Parking Duty Often Requires Anger Management

THE SONIC BOOMER

So here’s the deal: I was running an event where parking was going to be an issue. Knowing this in advance helped, because I had time to get signs printed that read: “No parking on this side of the street. Park on the next block.” There was plenty of room on the next block, but that meant, you know, that people would have to walk. FitBits aside, I knew walking was still going to be an issue. So I went over to the police station and told them what was going on, so they had a heads-up.

On the day of the event, sure enough, someone parks where he is restricting access to one of the neighbor’s driveways. He was on the correct side of the street, but he just could have lined his car up better.

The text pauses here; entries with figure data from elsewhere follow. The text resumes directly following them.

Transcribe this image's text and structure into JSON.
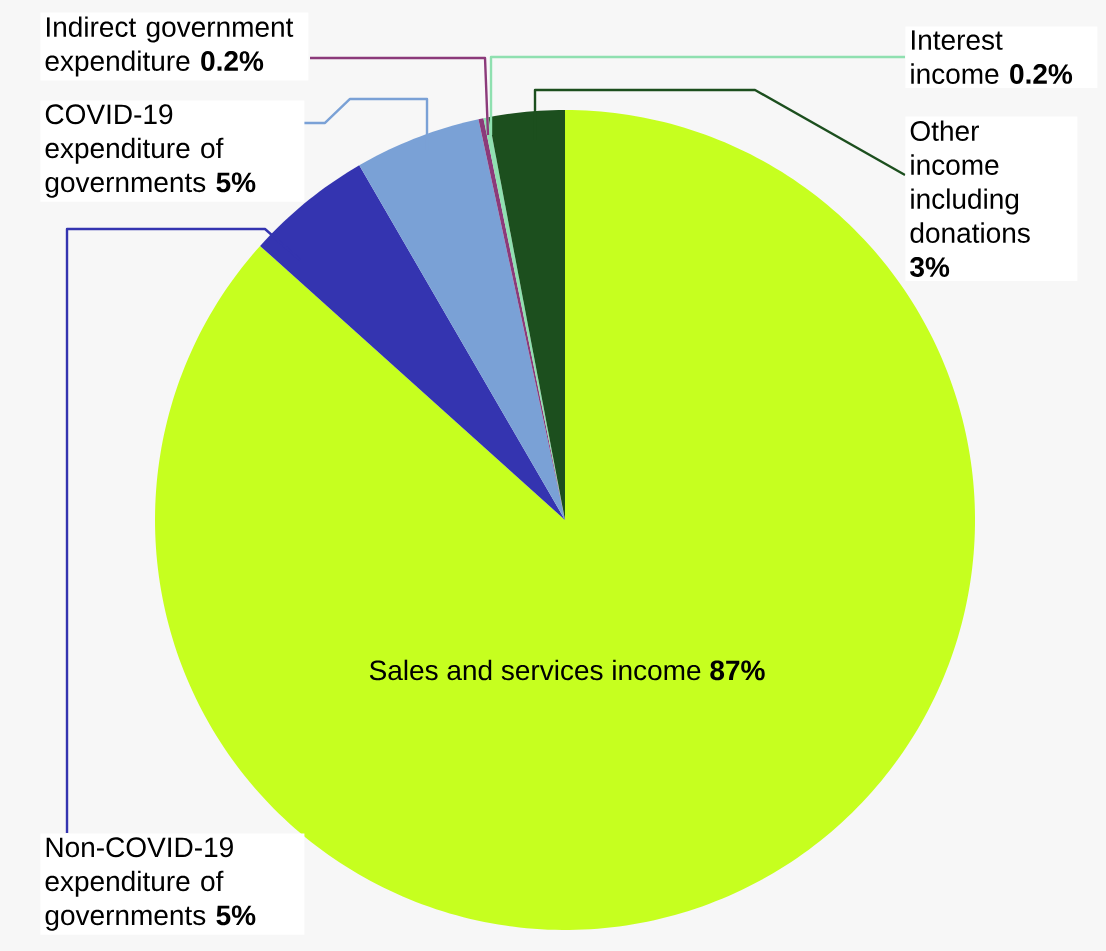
{
  "chart_data": {
    "type": "pie",
    "categories": [
      "Sales and services income",
      "Non-COVID-19 expenditure of governments",
      "COVID-19 expenditure of governments",
      "Indirect government expenditure",
      "Interest income",
      "Other income including donations"
    ],
    "values": [
      87,
      5,
      5,
      0.2,
      0.2,
      3
    ],
    "value_labels": [
      "87%",
      "5%",
      "5%",
      "0.2%",
      "0.2%",
      "3%"
    ],
    "colors": [
      "#c6ff1f",
      "#3434b0",
      "#7aa1d6",
      "#8b3a7a",
      "#8fe0b0",
      "#1c4f1e"
    ]
  }
}
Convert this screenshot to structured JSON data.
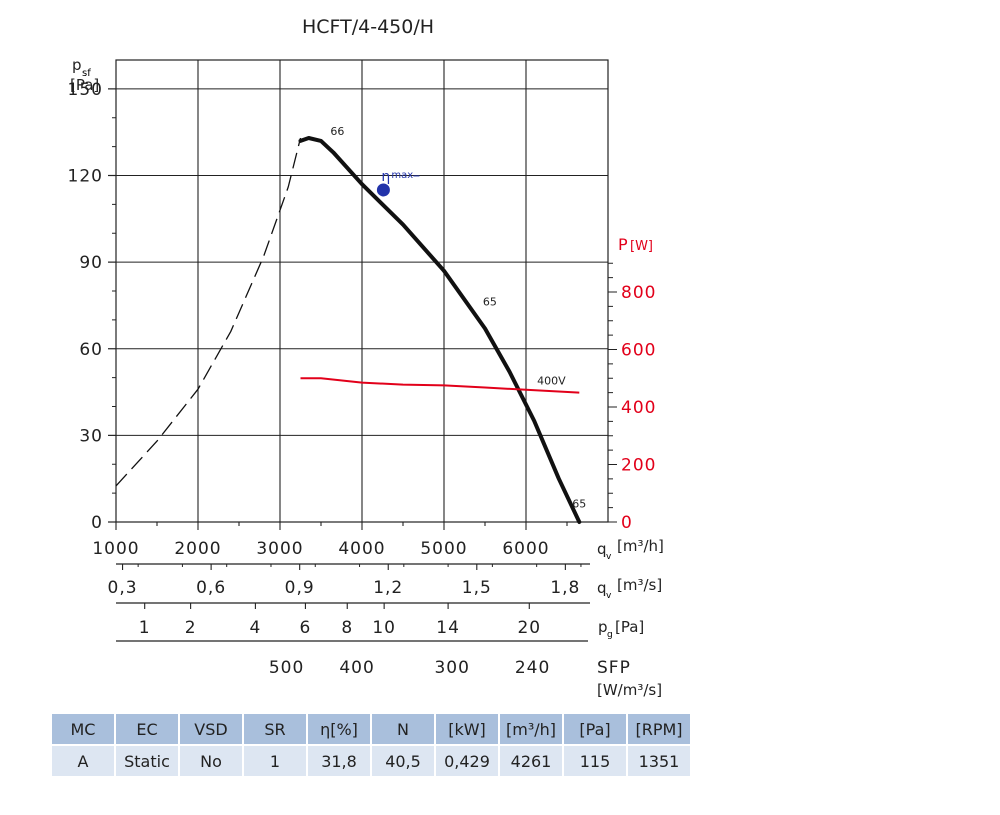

We didn’t realize this until the neighbor came out screaming — I mean screaming. My staff and I frantically canvass the event, desperately searching for the owner of the car to be moved. We find him. He’s 80, hard of hearing and evidently not a very good driver. One of my guys, Gary, accompanies him out to his car, anticipating trouble. I follow, a few yards behind.

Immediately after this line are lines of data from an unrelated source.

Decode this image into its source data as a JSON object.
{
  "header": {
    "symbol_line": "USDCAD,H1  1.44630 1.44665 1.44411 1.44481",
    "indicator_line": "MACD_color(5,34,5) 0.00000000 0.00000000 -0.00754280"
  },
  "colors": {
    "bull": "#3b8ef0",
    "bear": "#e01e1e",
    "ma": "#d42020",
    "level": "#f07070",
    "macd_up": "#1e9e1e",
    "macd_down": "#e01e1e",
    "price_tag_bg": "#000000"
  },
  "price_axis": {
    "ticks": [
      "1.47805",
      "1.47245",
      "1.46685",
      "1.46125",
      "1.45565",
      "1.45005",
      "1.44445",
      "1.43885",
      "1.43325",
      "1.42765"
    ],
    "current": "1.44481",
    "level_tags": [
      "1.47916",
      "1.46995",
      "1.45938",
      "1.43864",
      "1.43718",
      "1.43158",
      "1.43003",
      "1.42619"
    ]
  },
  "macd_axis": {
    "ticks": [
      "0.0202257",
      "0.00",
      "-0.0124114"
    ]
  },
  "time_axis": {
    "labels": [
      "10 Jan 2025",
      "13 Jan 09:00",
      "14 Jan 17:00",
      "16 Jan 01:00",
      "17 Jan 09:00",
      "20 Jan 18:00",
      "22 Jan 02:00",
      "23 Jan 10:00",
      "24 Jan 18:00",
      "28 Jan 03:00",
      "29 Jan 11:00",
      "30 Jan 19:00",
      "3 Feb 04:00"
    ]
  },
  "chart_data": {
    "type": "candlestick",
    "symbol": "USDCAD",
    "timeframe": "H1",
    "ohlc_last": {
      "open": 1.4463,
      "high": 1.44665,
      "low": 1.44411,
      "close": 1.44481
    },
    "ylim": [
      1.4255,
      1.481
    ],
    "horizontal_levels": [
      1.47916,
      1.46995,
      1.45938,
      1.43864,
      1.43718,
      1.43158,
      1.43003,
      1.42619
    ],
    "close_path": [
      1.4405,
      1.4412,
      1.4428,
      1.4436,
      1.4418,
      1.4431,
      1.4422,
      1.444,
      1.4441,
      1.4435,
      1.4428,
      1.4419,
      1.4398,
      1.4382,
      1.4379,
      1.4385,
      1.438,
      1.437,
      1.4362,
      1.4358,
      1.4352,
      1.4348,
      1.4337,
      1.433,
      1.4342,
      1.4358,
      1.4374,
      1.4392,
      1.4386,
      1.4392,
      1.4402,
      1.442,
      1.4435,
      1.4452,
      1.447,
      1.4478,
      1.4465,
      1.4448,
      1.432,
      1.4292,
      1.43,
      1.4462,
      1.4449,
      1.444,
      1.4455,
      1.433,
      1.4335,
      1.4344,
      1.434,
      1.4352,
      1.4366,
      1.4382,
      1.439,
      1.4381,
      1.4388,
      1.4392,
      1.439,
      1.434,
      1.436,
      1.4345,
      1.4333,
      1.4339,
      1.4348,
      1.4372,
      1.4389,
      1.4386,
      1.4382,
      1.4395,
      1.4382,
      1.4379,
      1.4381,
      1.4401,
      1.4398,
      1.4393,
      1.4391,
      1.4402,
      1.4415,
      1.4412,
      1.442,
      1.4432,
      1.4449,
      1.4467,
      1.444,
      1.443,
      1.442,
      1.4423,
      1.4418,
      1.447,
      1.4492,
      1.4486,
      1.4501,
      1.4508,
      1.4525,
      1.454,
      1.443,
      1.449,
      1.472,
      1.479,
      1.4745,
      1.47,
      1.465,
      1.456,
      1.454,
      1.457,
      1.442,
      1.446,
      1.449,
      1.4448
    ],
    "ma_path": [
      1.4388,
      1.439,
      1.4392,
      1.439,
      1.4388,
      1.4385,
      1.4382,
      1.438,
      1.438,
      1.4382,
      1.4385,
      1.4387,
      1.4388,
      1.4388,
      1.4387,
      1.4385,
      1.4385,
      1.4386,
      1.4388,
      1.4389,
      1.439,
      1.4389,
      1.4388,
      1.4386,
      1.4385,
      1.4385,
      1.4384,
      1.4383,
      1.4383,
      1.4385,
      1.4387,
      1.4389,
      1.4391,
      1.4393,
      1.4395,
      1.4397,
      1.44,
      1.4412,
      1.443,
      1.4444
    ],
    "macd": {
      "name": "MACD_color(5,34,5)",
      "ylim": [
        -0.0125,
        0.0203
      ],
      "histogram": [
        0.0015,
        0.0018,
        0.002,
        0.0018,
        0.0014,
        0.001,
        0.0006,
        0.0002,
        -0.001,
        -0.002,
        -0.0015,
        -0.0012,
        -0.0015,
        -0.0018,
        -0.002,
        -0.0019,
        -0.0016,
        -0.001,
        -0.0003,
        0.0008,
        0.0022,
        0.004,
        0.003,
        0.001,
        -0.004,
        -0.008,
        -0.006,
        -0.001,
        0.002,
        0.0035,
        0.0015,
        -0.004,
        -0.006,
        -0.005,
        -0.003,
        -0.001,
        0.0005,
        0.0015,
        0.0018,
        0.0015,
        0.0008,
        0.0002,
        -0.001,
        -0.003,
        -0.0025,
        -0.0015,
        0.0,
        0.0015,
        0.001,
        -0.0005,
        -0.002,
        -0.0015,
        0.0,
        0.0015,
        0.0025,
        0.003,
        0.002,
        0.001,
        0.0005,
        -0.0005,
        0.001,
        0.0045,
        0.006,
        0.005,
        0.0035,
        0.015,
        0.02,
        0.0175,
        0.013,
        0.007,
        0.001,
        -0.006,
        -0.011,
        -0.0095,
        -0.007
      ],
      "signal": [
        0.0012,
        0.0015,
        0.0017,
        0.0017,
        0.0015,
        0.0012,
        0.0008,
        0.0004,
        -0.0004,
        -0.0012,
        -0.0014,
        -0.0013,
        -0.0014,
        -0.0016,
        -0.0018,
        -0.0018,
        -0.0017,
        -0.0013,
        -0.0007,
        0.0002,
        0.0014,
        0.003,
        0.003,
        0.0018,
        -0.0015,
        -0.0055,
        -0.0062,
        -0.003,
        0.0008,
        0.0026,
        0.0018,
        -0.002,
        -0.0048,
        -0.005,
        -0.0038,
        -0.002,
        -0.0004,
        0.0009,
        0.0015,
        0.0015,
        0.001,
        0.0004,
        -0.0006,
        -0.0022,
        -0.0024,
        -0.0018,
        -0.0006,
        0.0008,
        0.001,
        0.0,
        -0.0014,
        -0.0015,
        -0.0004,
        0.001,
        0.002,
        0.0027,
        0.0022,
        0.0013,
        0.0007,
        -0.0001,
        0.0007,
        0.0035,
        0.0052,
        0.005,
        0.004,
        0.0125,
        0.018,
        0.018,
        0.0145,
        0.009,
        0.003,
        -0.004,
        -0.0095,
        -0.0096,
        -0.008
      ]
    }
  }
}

I come up just as the neighbor is ready to crush the 80-year-old. He is visibly shaking. Gary is talking to them both in what he hopes is a soothing manner, and eventually the neighbor puts down his fist, which had been hovering dangerously over the old man’s head.

The man moves his car; the neighbor goes inside; big sigh of relief from me.

“Wow, Gary,” I said. “That was close.”

“Well, the little old man started it,” Gary replied.

“What?”

“Yeah. He went out to move his car, but first he just had to go up to the neighbor and say, ‘You wanna make somethin’ of it? What ya gonna do?!’”

Cripes. Some people will risk their lives over anything.

Round Two: I see a guy with a pommel horse in the bed of his pickup pull into the same spot. Do you remember what a pommel horse is? Gymnasts, like those in the Olympics, leap up onto this leather “horse” and use its handles to spin themselves around in death-defying feats of strength and skill. He has one of these in his truck, and he looks like he knows how to use it.

He strolls over, and I head him off at the pass, explaining the events of the morning and suggesting nicely that he move his truck.

“I’m only staying a minute,” he said.

“But you might want to move it anyway,” I replied. “The neighbor is kind of a loose cannon, and I wouldn’t want anything to happen to it.”

He thinks for a moment, then said, “Look, I’ve had a very bad week. I’m going to move it — for his sake.”

Crisis averted times two.

Later in the day, the neighbor came over to apologize. “My wife says there are a number of ways I could have handled that better,” he mumbled. “The louder I get, the more right the other guy gets.”

Sounds like a phrase he learned in an anger management class. But least he’s trying. I’m not sure about the 80-year-old.